The cyber kill chain models the process that attackers go through to achieve their ultimate goal of data exfiltration or system compromise. The seven stages of the cyber kill chain are as follows: (1) reconnaissance, (2) weaponization, (3) delivery, (4) exploitation, (5) installation, (6) command and control, and (7) actions on objectives. By focusing on prevention and detection at earlier stages in the chain, an organization can reduce the potential for damage. The further along the chain that an attack progresses, the greater the damage is likely to be.
The cyber kill chain, a concept originally developed by Lockheed Martin, is widely used by security analysts to understand what attackers might be doing. Proportionate security controls (people, process, and technology) can be applied to address each stage, taking into consideration an organization's risk appetite. The lower the risk appetite, the more stringent the security controls.
Some of today's more sophisticated cyberattacks are successfully compressing early stages (1 through 5) of the cyber kill chain to exploit known vulnerabilities. There are security controls that can be applied – irrespective of risk appetite – to address known vulnerabilities. Dealing with what a security analyst knows may become a problem sounds basic to many but is a continuing challenge for organizations. The volume of vulnerabilities, complexity of systems, and serious staff shortages are all significant contributors to this challenge.
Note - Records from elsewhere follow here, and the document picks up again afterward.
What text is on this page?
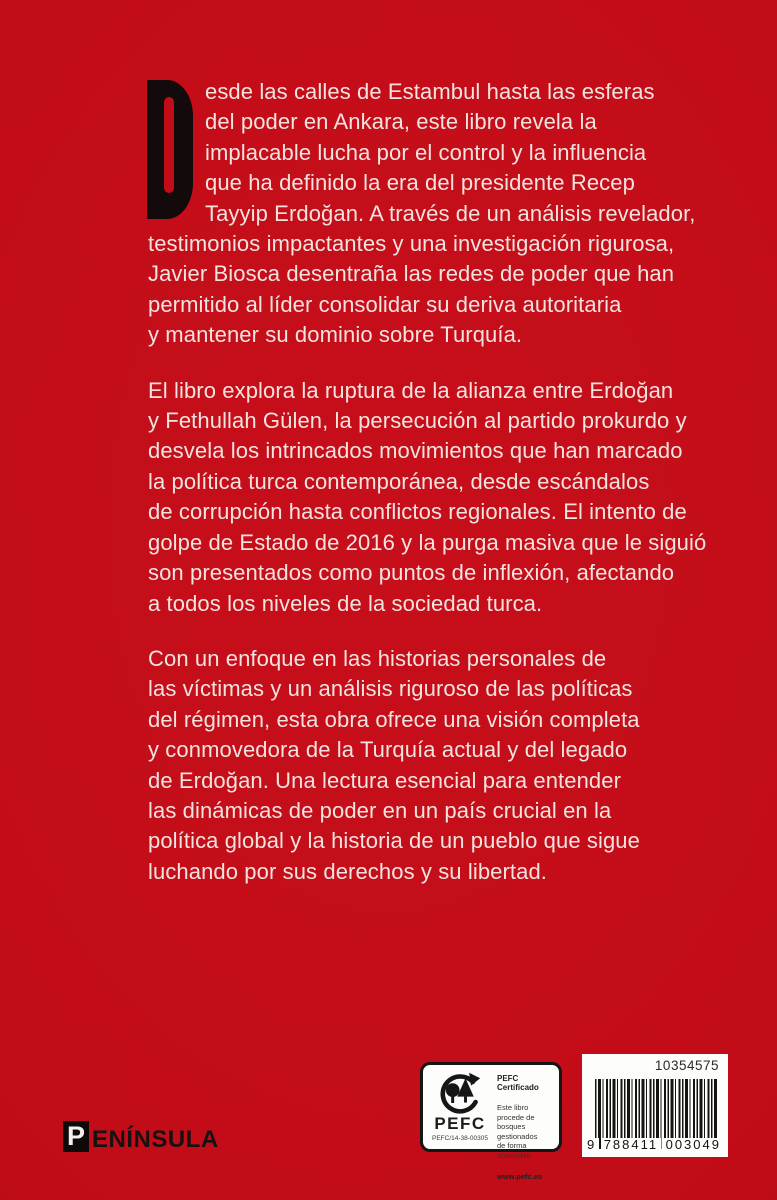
esde las calles de Estambul hasta las esferas
del poder en Ankara, este libro revela la
implacable lucha por el control y la influencia
que ha definido la era del presidente Recep
Tayyip Erdoğan. A través de un análisis revelador,
testimonios impactantes y una investigación rigurosa,
Javier Biosca desentraña las redes de poder que han
permitido al líder consolidar su deriva autoritaria
y mantener su dominio sobre Turquía.
El libro explora la ruptura de la alianza entre Erdoğan
y Fethullah Gülen, la persecución al partido prokurdo y
desvela los intrincados movimientos que han marcado
la política turca contemporánea, desde escándalos
de corrupción hasta conflictos regionales. El intento de
golpe de Estado de 2016 y la purga masiva que le siguió
son presentados como puntos de inflexión, afectando
a todos los niveles de la sociedad turca.
Con un enfoque en las historias personales de
las víctimas y un análisis riguroso de las políticas
del régimen, esta obra ofrece una visión completa
y conmovedora de la Turquía actual y del legado
de Erdoğan. Una lectura esencial para entender
las dinámicas de poder en un país crucial en la
política global y la historia de un pueblo que sigue
luchando por sus derechos y su libertad.
P ENÍNSULA
PEFC
PEFC/14-38-00305
PEFC Certificado
Este libro procede de
bosques gestionados
de forma sostenible
www.pefc.es
10354575
9 788411 003049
Addressing known vulnerabilities includes having an established process for identifying these vulnerabilities (using scanning) as well as remediating them via activities such as patching, both of which are security controls covering technology and process. Technology vendors regularly provide notifications of vulnerabilities, along with a patch. Prioritizing the application of patches is essential, as not every vulnerability will require immediate remediation. Instead, the most critical vulnerabilities in the most widely used applications, systems, equipment, and devices will be applied soonest. Increased automation in today's security technology helps support remediation prioritization, and autonomous systems are frequently used for patching at scale.
There are no shortcuts to addressing software vulnerabilities, but the timely patching of software, systems, equipment, and devices can go a long way towards thwarting attackers in their efforts to progress through the cyber kill chain.